If you own a pet, such as a cat or a dog, it is strongly recommended that you have them vaccinated against rabies, starting at 3 months of age, whether or not they go outdoors. Vaccination gives pets full protection against rabies and reduces the risk of the virus spreading between animals and from animals to humans.
Vaccinating farm animals
If you own farm animals such as cows, pigs, sheep or horses, talk to a veterinarian to find out if you should have them vaccinated against rabies.
Reporting a suspicious wild animal
Do not hesitate to report suspicious wild animals such as raccoons, skunks and foxes. Do so even if you have not been in contact with these animals.
To find out what situations you should report and how to do so, go to the page Report a sick or a dead raccoon, skunk or fox .
Go to the page Raccoon rabies surveillance and control operations to find out what the government is doing to keep Québec free of this variant of rabies.
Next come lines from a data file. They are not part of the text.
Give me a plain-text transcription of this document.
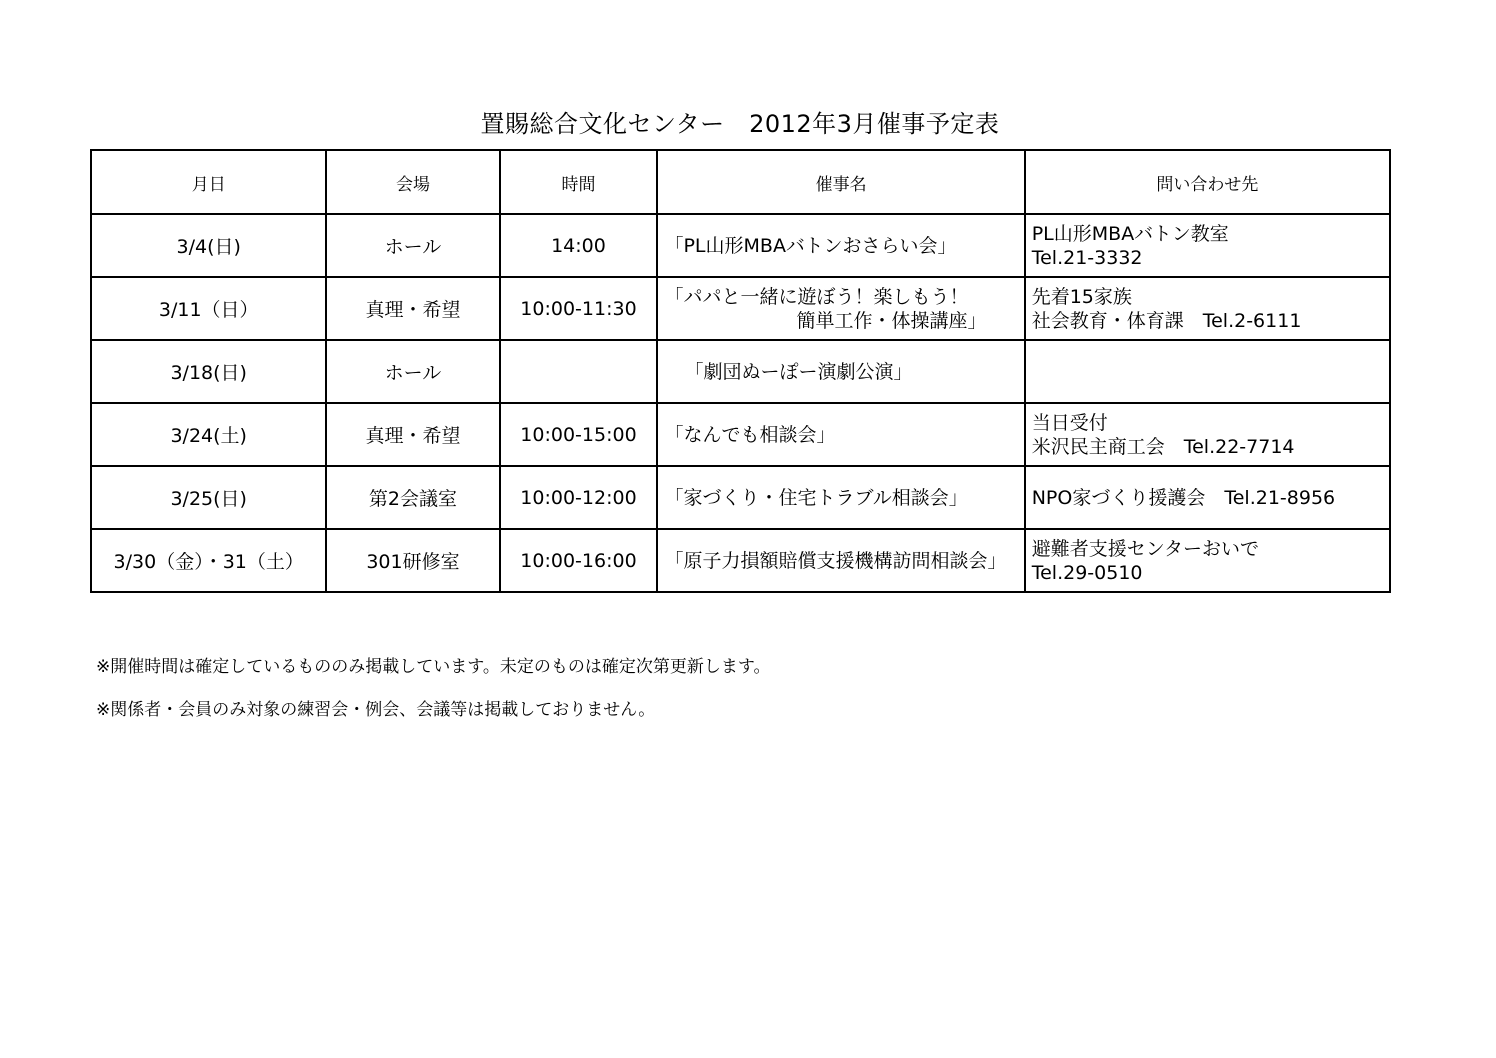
置賜総合文化センター　2012年3月催事予定表
月日	会場	時間	催事名	問い合わせ先
3/4(日)	ホール	14:00	「PL山形MBAバトンおさらい会」	PL山形MBAバトン教室
Tel.21-3332

3/11（日）	真理・希望	10:00-11:30	「パパと一緒に遊ぼう！楽しもう！
簡単工作・体操講座」	先着15家族
社会教育・体育課　Tel.2-6111

3/18(日)	ホール		「劇団ぬーぽー演劇公演」	

3/24(土)	真理・希望	10:00-15:00	「なんでも相談会」	当日受付
米沢民主商工会　Tel.22-7714

3/25(日)	第2会議室	10:00-12:00	「家づくり・住宅トラブル相談会」	NPO家づくり援護会　Tel.21-8956

3/30（金）・31（土）	301研修室	10:00-16:00	「原子力損額賠償支援機構訪問相談会」	避難者支援センターおいで
Tel.29-0510
※開催時間は確定しているもののみ掲載しています。未定のものは確定次第更新します。
※関係者・会員のみ対象の練習会・例会、会議等は掲載しておりません。
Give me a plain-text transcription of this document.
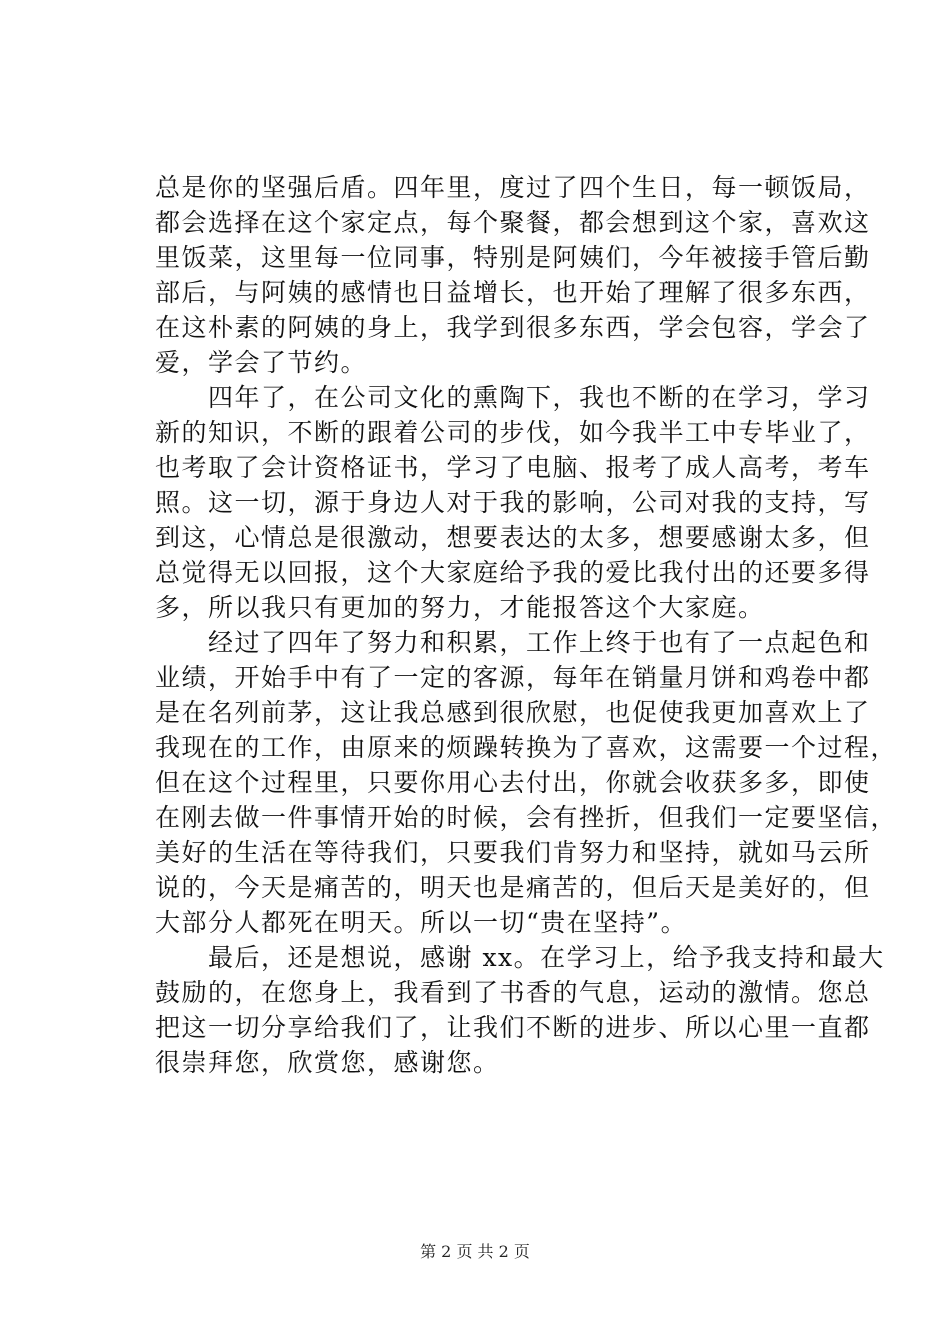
总是你的坚强后盾。四年里，度过了四个生日，每一顿饭局，
都会选择在这个家定点，每个聚餐，都会想到这个家，喜欢这
里饭菜，这里每一位同事，特别是阿姨们，今年被接手管后勤
部后，与阿姨的感情也日益增长，也开始了理解了很多东西，
在这朴素的阿姨的身上，我学到很多东西，学会包容，学会了
爱，学会了节约。
　　四年了，在公司文化的熏陶下，我也不断的在学习，学习
新的知识，不断的跟着公司的步伐，如今我半工中专毕业了，
也考取了会计资格证书，学习了电脑、报考了成人高考，考车
照。这一切，源于身边人对于我的影响，公司对我的支持，写
到这，心情总是很激动，想要表达的太多，想要感谢太多，但
总觉得无以回报，这个大家庭给予我的爱比我付出的还要多得
多，所以我只有更加的努力，才能报答这个大家庭。
　　经过了四年了努力和积累，工作上终于也有了一点起色和
业绩，开始手中有了一定的客源，每年在销量月饼和鸡卷中都
是在名列前茅，这让我总感到很欣慰，也促使我更加喜欢上了
我现在的工作，由原来的烦躁转换为了喜欢，这需要一个过程，
但在这个过程里，只要你用心去付出，你就会收获多多，即使
在刚去做一件事情开始的时候，会有挫折，但我们一定要坚信，
美好的生活在等待我们，只要我们肯努力和坚持，就如马云所
说的，今天是痛苦的，明天也是痛苦的，但后天是美好的，但
大部分人都死在明天。所以一切“贵在坚持”。
　　最后，还是想说，感谢 xx。在学习上，给予我支持和最大
鼓励的，在您身上，我看到了书香的气息，运动的激情。您总
把这一切分享给我们了，让我们不断的进步、所以心里一直都
很崇拜您，欣赏您，感谢您。
第 2 页 共 2 页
There is no cure for rabies after the onset of symptoms. As soon as symptoms appear, death is inevitable and generally happens within 14 days. You must therefore act quickly to prevent the onset of symptoms after being bitten, scratched or coming into contact with the saliva of a potentially infected animal.
Particular requirements to report rabies
In Québec, rabies is a reportable disease. Laboratory workers and doctors who discover a case of rabies are required to inform public health officials.
Veterinarians must report all suspected cases of rabies in domestic animals to the MAPAQ and those in wild animals to the ministère de l’Environnement, de la Lutte contre les changements climatiques, de la Faune et des Parcs.